Doch diese konkrete Entwicklungsforschung ist seit geraumer Zeit vom Weltbild der Globalisierung verdrängt worden. Gab es Probleme, so musste es sich um Fehler im globalen System handeln. Ihre Lösung wurde daher immer auf ein globales Spielfeld verlegt, das nur Gesamtlösungen oder gar nichts erlaubt (die „eine Welt“). Alles war nun „Weltinnenpolitik“. So wurde jeder selbstkritische Lernprozess im Innern eines Entwicklungs- oder Schwellenlandes schon im Ansatz zerstört. Souveränität wurde entwertet.

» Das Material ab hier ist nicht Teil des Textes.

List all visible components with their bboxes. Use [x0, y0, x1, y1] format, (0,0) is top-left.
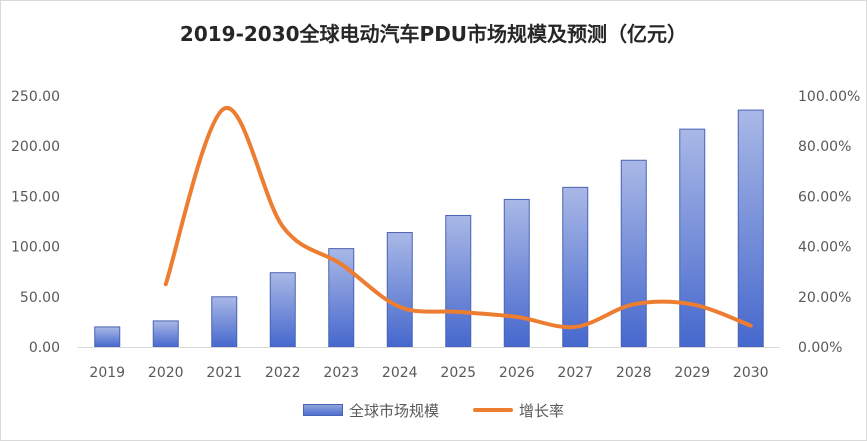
legend-label-line: 增长率: [519, 401, 565, 420]
y-left-tick-label: 150.00: [11, 189, 60, 205]
bar-2028: [620, 159, 647, 348]
right-axis: 0.00% 20.00% 40.00% 60.00% 80.00% 100.00%: [798, 89, 860, 356]
legend-label-bar: 全球市场规模: [348, 401, 439, 420]
x-tick-label: 2021: [206, 365, 242, 381]
legend: 全球市场规模 增长率: [0, 398, 867, 422]
y-right-tick-label: 100.00%: [798, 89, 860, 105]
line-series: [163, 106, 753, 330]
y-left-tick-label: 200.00: [11, 139, 60, 155]
legend-item-line: 增长率: [473, 400, 564, 421]
x-tick-label: 2019: [89, 365, 125, 381]
bar-2021: [211, 296, 238, 348]
bar-2020: [152, 320, 179, 348]
x-tick-label: 2030: [733, 365, 769, 381]
x-tick-label: 2029: [674, 365, 710, 381]
y-right-tick-label: 80.00%: [798, 139, 851, 155]
bar-2029: [679, 128, 706, 348]
bar-2030: [737, 109, 764, 348]
y-left-tick-label: 250.00: [11, 89, 60, 105]
bar-2026: [503, 198, 530, 348]
bar-2025: [445, 214, 472, 348]
x-tick-label: 2024: [382, 365, 418, 381]
x-tick-label: 2020: [148, 365, 184, 381]
x-tick-label: 2023: [323, 365, 359, 381]
x-tick-label: 2022: [265, 365, 301, 381]
bar-2022: [269, 272, 296, 348]
bar-2024: [386, 232, 413, 348]
left-axis: 0.00 50.00 100.00 150.00 200.00 250.00: [11, 89, 60, 356]
y-left-tick-label: 0.00: [29, 340, 60, 356]
y-right-tick-label: 0.00%: [798, 340, 842, 356]
x-axis: 2019 2020 2021 2022 2023 2024 2025 2026 2027 2028…: [78, 347, 780, 381]
chart-title: 2019-2030全球电动汽车PDU市场规模及预测（亿元）: [179, 22, 688, 46]
x-tick-label: 2026: [499, 365, 535, 381]
legend-swatch-bar: [302, 404, 343, 416]
y-right-tick-label: 60.00%: [798, 189, 851, 205]
legend-item-bar: 全球市场规模: [302, 400, 439, 421]
y-left-tick-label: 50.00: [20, 290, 60, 306]
bar-2019: [94, 326, 121, 348]
legend-swatch-line: [473, 408, 513, 412]
x-tick-label: 2025: [440, 365, 476, 381]
x-tick-label: 2028: [616, 365, 652, 381]
x-tick-label: 2027: [557, 365, 593, 381]
growth-rate-line: [163, 106, 753, 330]
y-right-tick-label: 20.00%: [798, 290, 851, 306]
y-left-tick-label: 100.00: [11, 240, 60, 256]
y-right-tick-label: 40.00%: [798, 240, 851, 256]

Doch verweist gerade das Bevölkerungsproblem auf die innere Ordnung der Entwicklungsländer. Für eine effiziente Verantwortung der Folgen des eigenen Handelns ist die globale Ebene viel zu weitläufig. Zu leicht verlieren sich die Spuren der eigenen Entscheidungen. Hingegen ist schon viel gewonnen, wenn es beim Handeln und Entscheiden der Familien einen Bezug zur Lage der Nation und zu ihren Sozialsystemen gibt. Ein Wille zur Anpassung an knappe Mittel kann sich nur bilden, wenn eine Gesellschaft gemeinsame Schicksalsfragen wahrnehmen kann. Nur so – aus der Unausweichlichkeit einer Real-Situation und nicht bloß durch einen pädagogischen Appell von außen – kann Selbstverantwortung erwachsen.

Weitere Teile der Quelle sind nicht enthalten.